Skretting and Zooca Calanus collaborate on zooplankton for shrimp feed

By Lynda Searby

- Last updated on GMT

© GettyImages/tonaquatic
© GettyImages/tonaquatic

Related tags Skretting shrimp omega-3 Aquaculture zooplankton artemia

Skretting and Zooca Calanus are hoping to give the shrimp industry a much-needed productivity boost by partnering to bring fresh whole Calanus finmarchicus copepods to the global market.

For the past two decades, from its base in Tromsø on the northernmost tip of Norway, startup Zooca Calanus has been working on the creation of a new bio-industry around Calanus finmarchicus.

The tiny copepod is a vital cog in the northern Atlantic Ocean’s eco-system, providing protein and omega-3 rich sustenance to a variety of marine organisms, including fish, shrimp, and whales. Its nutritional profile and abundance also make it an attractive ingredient for farmed aquaculture, amid growing pressure to adopt more sustainable practices.

“Calanus finmarchicus is nature’s starter feed, and the Norwegian Sea sees an annual reproduction of Calanus species of almost 300 million metric tons. Zooca aims to make these naturally developed nutrients accessible by producing ingredients that can preserve the nutrients in a format relevant to the industry,” Hogne Abrahamsen, Chief Sales Officer at Zooca Calanus, explained. 

Long term collaboration

Sharing the startup’s belief in the copepod’s potential, aquaculture feed giant Skretting has been a strong ally in Zooca Calanus’ mission to bring Calanus finmarchicus to the aquaculture sector. For over a decase, the two companies have collaborated on the development and commercialization of various feed solutions based on the zooplankton.

“In the last 10 years we have focused on creating functional protein hydrolysates from the copepod and incorporating them into our larval formulas to great effect,” Eamonn O’Brien, global product manager LifeStart at Skretting, told FeedNavigator.

“The copepod provides a crucial role in supporting larva nutrition. We are making this feed miracle accessible to the aquaculture industry and thus providing a massive increase in resource utilization efficiency,” he added.

New format

Until now, the tiny zooplankton has been ‘hidden’ in formulations. However, the latest innovation to come out of this shared mission is the launch of canned fresh whole copepods that can be fed directly to shrimp. In November, the two companies announced a new partnership to bring this new format to market.

“One of the constant requests from our clients was: can we get the whole copepod as well? This was not an easy task as they were only available in frozen block form. This will be the first time that we can make fresh whole copepod available in convenient cans for use in the field,” said O’Brien.

He said that Skretting had been working with Zooca Calanus on this format for six years and that now was “as good a time as any” to introduce this solution to the market. 

“This new partnership comes at a time when we see a strong need for additional global resources diversification. The shrimp industry is in a difficult situation with record low prices so anything that can contribute to improved performance will be received with open arms.” 

Explaining how the partnership with Zooca Calanus will work, he said: “Zooca knows the resource, how to harvest and process, while Skretting knows the customers and has the network. This partnership will give customers access to this novel copepod in an easy to use and sustainable manner.” 

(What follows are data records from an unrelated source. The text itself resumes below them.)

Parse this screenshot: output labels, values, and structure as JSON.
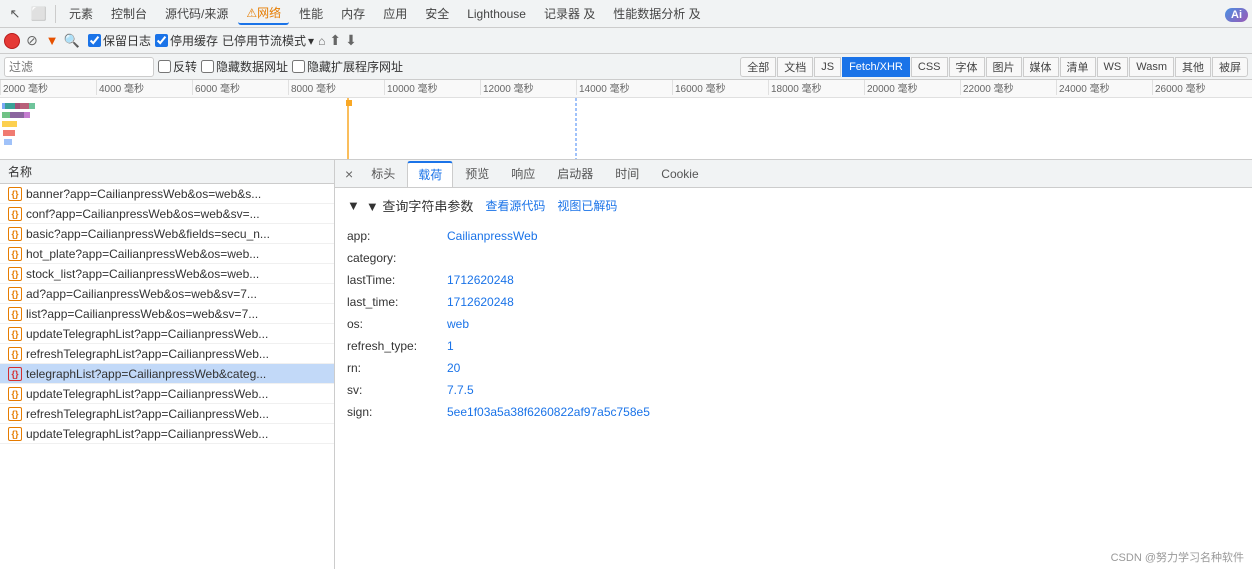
{
  "devtools": {
    "tabs": [
      {
        "id": "elements",
        "label": "元素"
      },
      {
        "id": "console",
        "label": "控制台"
      },
      {
        "id": "sources",
        "label": "源代码/来源"
      },
      {
        "id": "network",
        "label": "网络",
        "active": true,
        "warning": true
      },
      {
        "id": "performance",
        "label": "性能"
      },
      {
        "id": "memory",
        "label": "内存"
      },
      {
        "id": "application",
        "label": "应用"
      },
      {
        "id": "security",
        "label": "安全"
      },
      {
        "id": "lighthouse",
        "label": "Lighthouse"
      },
      {
        "id": "recorder",
        "label": "记录器 及"
      },
      {
        "id": "perf-insights",
        "label": "性能数据分析 及"
      }
    ],
    "ai_label": "Ai"
  },
  "network_toolbar": {
    "preserve_log": "保留日志",
    "disable_cache": "停用缓存",
    "throttle": "已停用节流模式",
    "upload_icon": "⬆",
    "download_icon": "⬇"
  },
  "filter_bar": {
    "placeholder": "过滤",
    "invert": "反转",
    "hide_data_urls": "隐藏数据网址",
    "hide_extension_urls": "隐藏扩展程序网址",
    "type_buttons": [
      {
        "id": "all",
        "label": "全部",
        "active": false
      },
      {
        "id": "doc",
        "label": "文档",
        "active": false
      },
      {
        "id": "js",
        "label": "JS",
        "active": false
      },
      {
        "id": "fetch",
        "label": "Fetch/XHR",
        "active": true
      },
      {
        "id": "css",
        "label": "CSS",
        "active": false
      },
      {
        "id": "font",
        "label": "字体",
        "active": false
      },
      {
        "id": "img",
        "label": "图片",
        "active": false
      },
      {
        "id": "media",
        "label": "媒体",
        "active": false
      },
      {
        "id": "manifest",
        "label": "清单",
        "active": false
      },
      {
        "id": "ws",
        "label": "WS",
        "active": false
      },
      {
        "id": "wasm",
        "label": "Wasm",
        "active": false
      },
      {
        "id": "other",
        "label": "其他",
        "active": false
      },
      {
        "id": "blocked",
        "label": "被屏",
        "active": false
      }
    ]
  },
  "timeline": {
    "marks": [
      "2000 毫秒",
      "4000 毫秒",
      "6000 毫秒",
      "8000 毫秒",
      "10000 毫秒",
      "12000 毫秒",
      "14000 毫秒",
      "16000 毫秒",
      "18000 毫秒",
      "20000 毫秒",
      "22000 毫秒",
      "24000 毫秒",
      "26000 毫秒"
    ]
  },
  "request_list": {
    "header": "名称",
    "items": [
      {
        "id": "banner",
        "name": "banner?app=CailianpressWeb&os=web&s...",
        "type": "orange"
      },
      {
        "id": "conf",
        "name": "conf?app=CailianpressWeb&os=web&sv=...",
        "type": "orange"
      },
      {
        "id": "basic",
        "name": "basic?app=CailianpressWeb&fields=secu_n...",
        "type": "orange"
      },
      {
        "id": "hot_plate",
        "name": "hot_plate?app=CailianpressWeb&os=web...",
        "type": "orange"
      },
      {
        "id": "stock_list",
        "name": "stock_list?app=CailianpressWeb&os=web...",
        "type": "orange"
      },
      {
        "id": "ad",
        "name": "ad?app=CailianpressWeb&os=web&sv=7...",
        "type": "orange"
      },
      {
        "id": "list",
        "name": "list?app=CailianpressWeb&os=web&sv=7...",
        "type": "orange"
      },
      {
        "id": "updateTelegraph",
        "name": "updateTelegraphList?app=CailianpressWeb...",
        "type": "orange"
      },
      {
        "id": "refreshTelegraph",
        "name": "refreshTelegraphList?app=CailianpressWeb...",
        "type": "orange"
      },
      {
        "id": "telegraphList",
        "name": "telegraphList?app=CailianpressWeb&categ...",
        "type": "red",
        "selected": true
      },
      {
        "id": "updateTelegraph2",
        "name": "updateTelegraphList?app=CailianpressWeb...",
        "type": "orange"
      },
      {
        "id": "refreshTelegraph2",
        "name": "refreshTelegraphList?app=CailianpressWeb...",
        "type": "orange"
      },
      {
        "id": "updateTelegraph3",
        "name": "updateTelegraphList?app=CailianpressWeb...",
        "type": "orange"
      }
    ]
  },
  "detail_panel": {
    "tabs": [
      {
        "id": "close",
        "label": "×"
      },
      {
        "id": "headers",
        "label": "标头"
      },
      {
        "id": "payload",
        "label": "载荷",
        "active": true
      },
      {
        "id": "preview",
        "label": "预览"
      },
      {
        "id": "response",
        "label": "响应"
      },
      {
        "id": "initiator",
        "label": "启动器"
      },
      {
        "id": "timing",
        "label": "时间"
      },
      {
        "id": "cookies",
        "label": "Cookie"
      }
    ],
    "query_params": {
      "title": "▼ 查询字符串参数",
      "view_source": "查看源代码",
      "view_decoded": "视图已解码",
      "params": [
        {
          "key": "app",
          "value": "CailianpressWeb"
        },
        {
          "key": "category",
          "value": ""
        },
        {
          "key": "lastTime",
          "value": "1712620248"
        },
        {
          "key": "last_time",
          "value": "1712620248"
        },
        {
          "key": "os",
          "value": "web"
        },
        {
          "key": "refresh_type",
          "value": "1"
        },
        {
          "key": "rn",
          "value": "20"
        },
        {
          "key": "sv",
          "value": "7.7.5"
        },
        {
          "key": "sign",
          "value": "5ee1f03a5a38f6260822af97a5c758e5"
        }
      ]
    }
  },
  "watermark": "CSDN @努力学习名种软件"
}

Fresh copepods offer a natural alternative to formulated feeds and a convenient alternative to frozen copepods - particularly for farmers in tropical regions, according to Abrahamsen.

“We developed a method of gently canning copepods. They contain all the nutrients that are required by growing shrimps, which eat copepods in the wild.”

He adds: “If farmers use rotifers and artemia, they can use copepods. Artemia is in any case often enriched to mimic copepod, whereas we have the real thing.”

Scale up strategy

Zooca Calanus says that the new product is a key part of its strategy to scale up its harvesting and production, following investment in a processing plant, which opened in Sortland in 2021.

“We will soon be producing 40 metric tons of canned copepod every week,” said Abrahamsen.

“We see an opportunity to scale up and streamline harvesting, which would bring economies of scale. As a business, we have overcome many challenges related to harvesting, processing, and scaling up since we were founded over 20 years ago. Now we have the product, we have a model that is fully scalable without the need for additional capital expenditure, and we are ready to go out to the market and be an industry player.”